The Kafirs of the Hindu Kush
- Title page for The Kafirs of the Hindu Kush (1896)
- Author: Sir George Scott Robertson
- Language: English
- Published: 1896
- Publication place: London, U.K.
- Media type: (Hardback)

= The Kafirs of the Hindu Kush =

1896 book by George Scott Robertson

The Kafirs of the Hindu Kush is a book written by Sir George Scott Robertson, illustrated by Arthur David McCormick, and published in 1896 by Lawrence & Bullen Ltd.

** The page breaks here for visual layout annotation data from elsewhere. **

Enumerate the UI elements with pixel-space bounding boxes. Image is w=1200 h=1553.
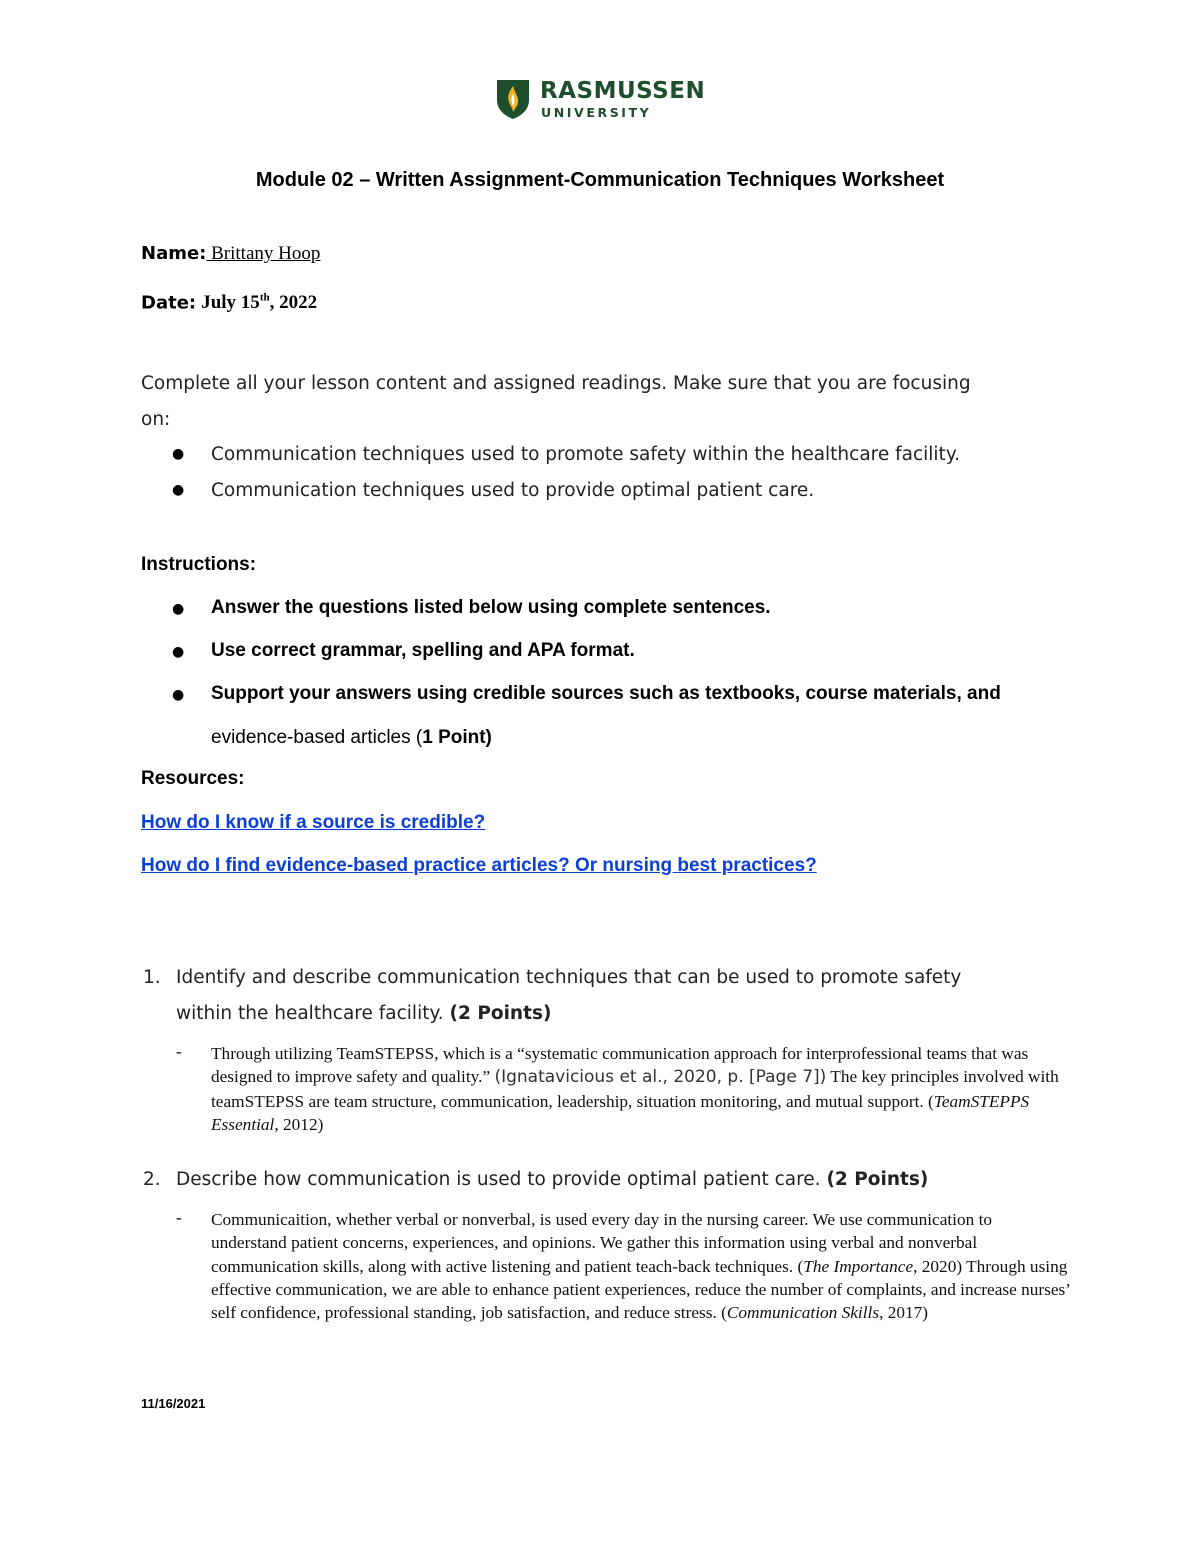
credible-source-link[interactable]: How do I know if a source is credible? [141, 812, 486, 833]
question-1-line-2: within the healthcare facility. (2 Points) [176, 1003, 552, 1024]
intro-bullet-1: Communication techniques used to promote safety within the healthcare facility. [211, 444, 961, 465]
instructions-heading: Instructions: [141, 554, 257, 575]
question-1-number: 1. [143, 967, 161, 988]
dash-icon: - [176, 1208, 182, 1227]
question-2-number: 2. [143, 1169, 161, 1190]
intro-bullet-2: Communication techniques used to provide optimal patient care. [211, 480, 815, 501]
resources-heading: Resources: [141, 768, 245, 789]
instruction-bullet-1: Answer the questions listed below using complete sentences. [211, 597, 771, 618]
instruction-bullet-3: Support your answers using credible sources such as textbooks, course materials, and [211, 683, 1001, 704]
question-1-points: (2 Points) [449, 1003, 552, 1024]
date-row [141, 292, 317, 314]
university-logo [496, 78, 706, 124]
instruction-bullet-3-continuation: evidence-based articles (1 Point) [211, 727, 492, 748]
date-label: Date: [141, 292, 197, 314]
date-value: July 15th, 2022 [201, 292, 318, 314]
answer-1: Through utilizing TeamSTEPSS, which is a “systematic communication approach for interprofessional teams that was designed to improve safety and quality.” (Ignatavicious et al., 2020, p. [Page 7]) The key principles involved with teamSTEPSS are team structure, communication, leadership, situation monitoring, and mutual support. (TeamSTEPPS Essential, 2012) [211, 1044, 1059, 1134]
footer-date: 11/16/2021 [141, 1396, 206, 1411]
bullet-icon: ● [172, 601, 185, 617]
name-label: Name: [141, 243, 207, 264]
document-title: Module 02 – Written Assignment-Communication Techniques Worksheet [255, 169, 945, 191]
bullet-icon: ● [172, 482, 185, 498]
answer-2: Communicaition, whether verbal or nonverbal, is used every day in the nursing career. We use communication to understand patient concerns, experiences, and opinions. We gather this information using verbal and nonverbal communication skills, along with active listening and patient teach-back techniques. (The Importance, 2020) Through using effective communication, we are able to enhance patient experiences, reduce the number of complaints, and increase nurses’ self confidence, professional standing, job satisfaction, and reduce stress. (Communication Skills, 2017) [211, 1210, 1070, 1323]
evidence-based-articles-link[interactable]: How do I find evidence-based practice articles? Or nursing best practices? [141, 855, 817, 876]
question-2-line-1: Describe how communication is used to provide optimal patient care. (2 Points) [176, 1169, 929, 1190]
intro-line-2: on: [141, 409, 171, 430]
intro-line-1: Complete all your lesson content and assigned readings. Make sure that you are focusing [141, 373, 971, 394]
shield-flame-icon [496, 78, 530, 120]
question-1-line-1: Identify and describe communication techniques that can be used to promote safety [176, 967, 962, 988]
name-value: Brittany Hoop [206, 243, 321, 264]
bullet-icon: ● [172, 446, 185, 462]
dash-icon: - [176, 1042, 182, 1061]
instruction-bullet-2: Use correct grammar, spelling and APA format. [211, 640, 635, 661]
logo-line2: UNIVERSITY [541, 105, 652, 120]
bullet-icon: ● [172, 687, 185, 703]
bullet-icon: ● [172, 644, 185, 660]
question-2-points: (2 Points) [826, 1169, 929, 1190]
logo-line1: RASMUSSEN [540, 78, 706, 104]
name-row [141, 243, 320, 265]
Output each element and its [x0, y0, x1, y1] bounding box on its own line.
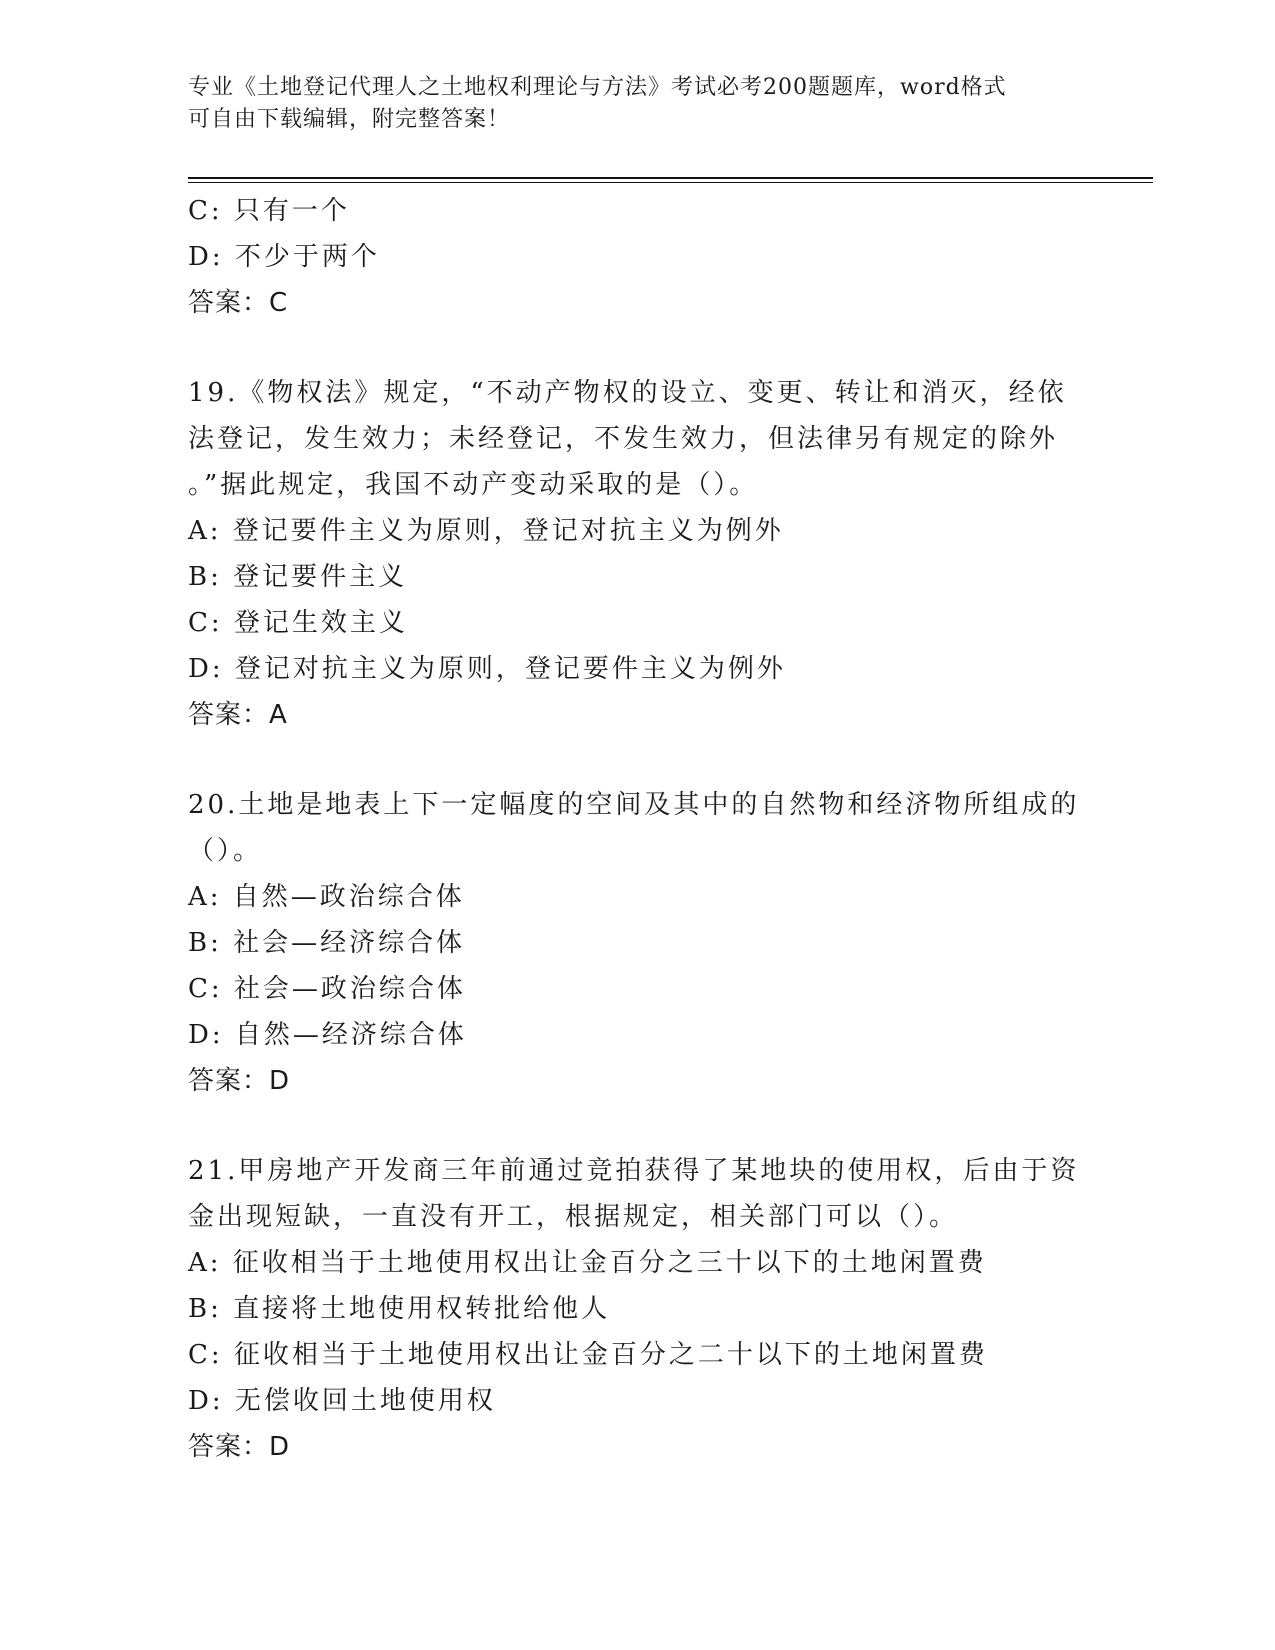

== Significance and narrative ==
Sir George Scott Robertson was the first Victorian to travel into Kafiristan and recounted the experience of his adventures in his book The Kafirs of the Hindu Kush published in 1896. The book dispelled many popular fictions about the Kafirs, their customs and their lineage. The Kafirs of the Hindu Kush was the first book which brought the inhabitants of Kafiristan and their animism to the attention of the West. The book still provides a classical description of the way of life of the Kafirs before their mass conversion by Amir Abdur Rahman Khan of Afghanistan. The book sheds light upon the Kafirs extensive use of timber, elaborate carvings and spectacular sites literally clinging to the sides of steep mountains.